More malevolent than most cats, she had a way of simply punching you, like a fighting hare, if you got close to her. Bridget, also no great cat-lover, declared the cat to be possessed by a demon.
Where was that delicious new scent coming from? Queenie padded up the stairs and into the big bedroom. The room was warmed by the embers of a hot fire. This was a good room, the thick, soft quilt on the bed and the gentle rhythms of sleeping bodies. And there – a perfect little cat-sized bed, already warmed by a perfect little cat-sized cushion. Queenie kneaded her paws on the soft flesh, carried suddenly back to kittenhood. She settled herself down more comfortably, a deep bass purr of happiness rumbling in her throat.
Sharp needles in the soft skin pricked her into consciousness. Pain was a new, unwelcome thing. But then suddenly she was muffled, her mouth full of something, stoppering her, suffocating her. The more she tried to breathe the less it became possible. She was pinned down, helpless, no breath. Falling, falling, a bird shot.
Queenie had already purred herself into a pleasant oblivion when she was woken by a shriek and found herself being grabbed and thrown across the room. Growling and spitting, she backed out of the door, sensing this was a fight she would lose.

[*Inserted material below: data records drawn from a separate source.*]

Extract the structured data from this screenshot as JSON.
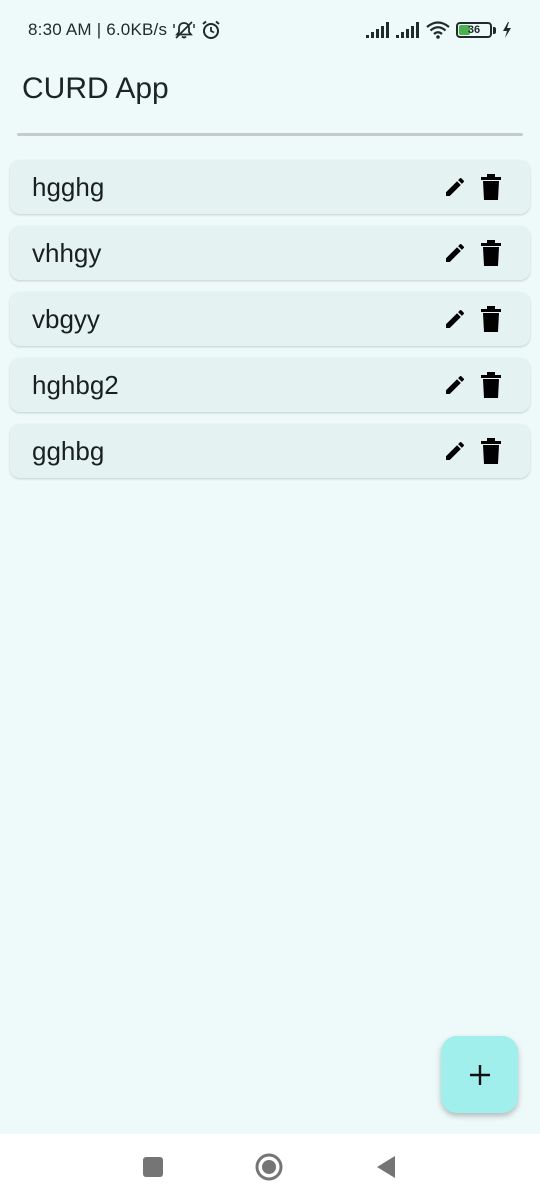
{
  "status_bar": {
    "time_and_speed": "8:30 AM | 6.0KB/s",
    "battery_level": "36",
    "icons": [
      "muted-notification-icon",
      "alarm-icon",
      "signal-icon",
      "signal-icon",
      "wifi-icon",
      "battery-icon",
      "charging-icon"
    ]
  },
  "app_bar": {
    "title": "CURD App"
  },
  "list": {
    "items": [
      {
        "label": "hgghg"
      },
      {
        "label": "vhhgy"
      },
      {
        "label": "vbgyy"
      },
      {
        "label": "hghbg2"
      },
      {
        "label": "gghbg"
      }
    ],
    "item_icons": [
      "edit-icon",
      "delete-icon"
    ]
  },
  "fab": {
    "icon": "add-icon"
  },
  "nav_bar": {
    "icons": [
      "recents-icon",
      "home-icon",
      "back-icon"
    ]
  },
  "colors": {
    "background": "#eefafa",
    "card": "#e4f3f2",
    "fab": "#a0efec",
    "divider": "#c3cbcb",
    "battery_fill": "#4caf50"
  }
}
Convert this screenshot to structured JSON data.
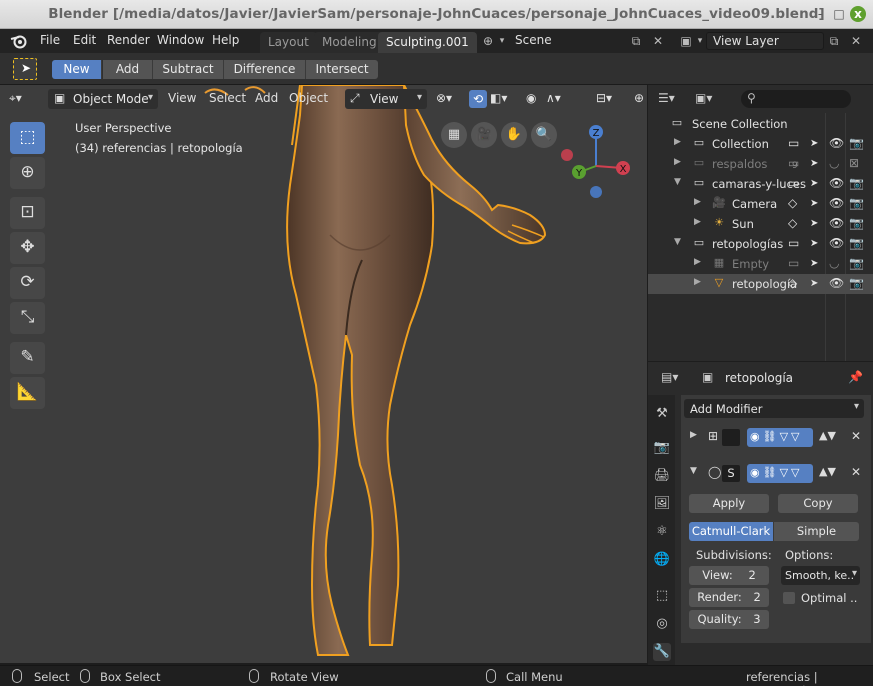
{
  "window": {
    "title": "Blender [/media/datos/Javier/JavierSam/personaje-JohnCuaces/personaje_JohnCuaces_video09.blend]",
    "minimize": "-",
    "maximize": "□",
    "close": "x"
  },
  "topbar": {
    "menus": [
      "File",
      "Edit",
      "Render",
      "Window",
      "Help"
    ],
    "workspaces": [
      "Layout",
      "Modeling",
      "Sculpting.001"
    ],
    "active_workspace": "Sculpting.001",
    "scene_label": "Scene",
    "view_layer_label": "View Layer"
  },
  "toolheader": {
    "modes": [
      "New",
      "Add",
      "Subtract",
      "Difference",
      "Intersect"
    ],
    "active_mode": "New"
  },
  "viewport": {
    "header": {
      "mode": "Object Mode",
      "menus": [
        "View",
        "Select",
        "Add",
        "Object"
      ],
      "orientation": "View"
    },
    "perspective_label": "User Perspective",
    "collection_info": "(34) referencias | retopología",
    "tools": [
      "select-box",
      "cursor",
      "move-all",
      "move",
      "rotate",
      "scale",
      "annotate",
      "measure"
    ],
    "gizmo_axes": [
      "X",
      "Y",
      "Z"
    ]
  },
  "outliner": {
    "search_placeholder": "",
    "root": "Scene Collection",
    "rows": [
      {
        "label": "Collection",
        "dim": false,
        "indent": 1,
        "icon": "collection-icon"
      },
      {
        "label": "respaldos",
        "dim": true,
        "indent": 1,
        "icon": "collection-icon",
        "badge": "9"
      },
      {
        "label": "camaras-y-luces",
        "dim": false,
        "indent": 1,
        "icon": "collection-icon"
      },
      {
        "label": "Camera",
        "dim": false,
        "indent": 2,
        "icon": "camera-icon"
      },
      {
        "label": "Sun",
        "dim": false,
        "indent": 2,
        "icon": "sun-icon"
      },
      {
        "label": "retopologías",
        "dim": false,
        "indent": 1,
        "icon": "collection-icon"
      },
      {
        "label": "Empty",
        "dim": true,
        "indent": 2,
        "icon": "empty-icon"
      },
      {
        "label": "retopología",
        "dim": false,
        "indent": 2,
        "icon": "mesh-icon",
        "selected": true
      }
    ]
  },
  "properties": {
    "object_name": "retopología",
    "add_modifier": "Add Modifier",
    "modifier2_letter": "S",
    "apply": "Apply",
    "copy": "Copy",
    "subdiv_types": [
      "Catmull-Clark",
      "Simple"
    ],
    "active_subdiv": "Catmull-Clark",
    "subdivisions_label": "Subdivisions:",
    "options_label": "Options:",
    "view_label": "View:",
    "view_value": "2",
    "render_label": "Render:",
    "render_value": "2",
    "quality_label": "Quality:",
    "quality_value": "3",
    "uv_smooth": "Smooth, ke..",
    "optimal_label": "Optimal .."
  },
  "statusbar": {
    "select": "Select",
    "box_select": "Box Select",
    "rotate_view": "Rotate View",
    "call_menu": "Call Menu",
    "info": "referencias | retopología"
  },
  "colors": {
    "accent": "#5680c2",
    "outline": "#f0a020",
    "skin": "#7a5a44",
    "viewport_bg": "#3d3d3d"
  }
}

Nothing. Slack and still, the little ribcage not moving. Sylvie’s own heart was knocking in her chest as if a fist was inside her, punching its way out. Such danger! Like a terrible thrill, a tide washing through her.
Instinctively, she placed her mouth over the baby’s face, covering the little mouth and nose. She blew gently. And again. And again.
And the baby came back to life. It was that simple. (‘I’m sure it was a coincidence,’ Dr Fellowes said, when told of this medical miracle. ‘It seems very unlikely that you could revive someone using that method.’)
Bridget returned to the kitchen from upstairs where she had been delivering beef tea and reported faithfully to Mrs Glover, ‘Mrs Todd says to tell Cook – that’s you, Mrs Glover – that you have to get rid of the cat. That it would be better if you had it killed.’
‘Killed?’ Mrs Glover said, outraged. The cat, now reinstated in her usual place by the stove, raised her head and stared balefully at Bridget.
‘I’m just telling you what she said.’
‘Over my dead body,’ Mrs Glover said.
Mrs Haddock sipped a glass of hot rum, in what she hoped was a ladylike way. It was her third and she was beginning to glow from the inside out. She had been on her way to help deliver a baby when the snow had forced her to take refuge in the snug of the Blue Lion, outside Chalfont St Peter. It was not the kind of place she would ever have considered entering, except out of necessity, but there was a roaring fire in the snug and the company was proving surprisingly convivial. Horse brasses and copper jugs gleamed and twinkled. Visible from the snug, on the other side of the counter, was the public bar, where the drink seemed to flow particularly freely. It was an altogether rowdier place. A sing-song was currently in progress there and Mrs Haddock was surprised to find her toe tapping in accompaniment.
‘You should see the snow,’ the landlord said, leaning across the great polished depth of the brass bar counter. ‘We could all be stuck here for days.’
‘Days?’
‘You may as well have another tot of rum. You won’t be going anywhere in a hurry tonight.’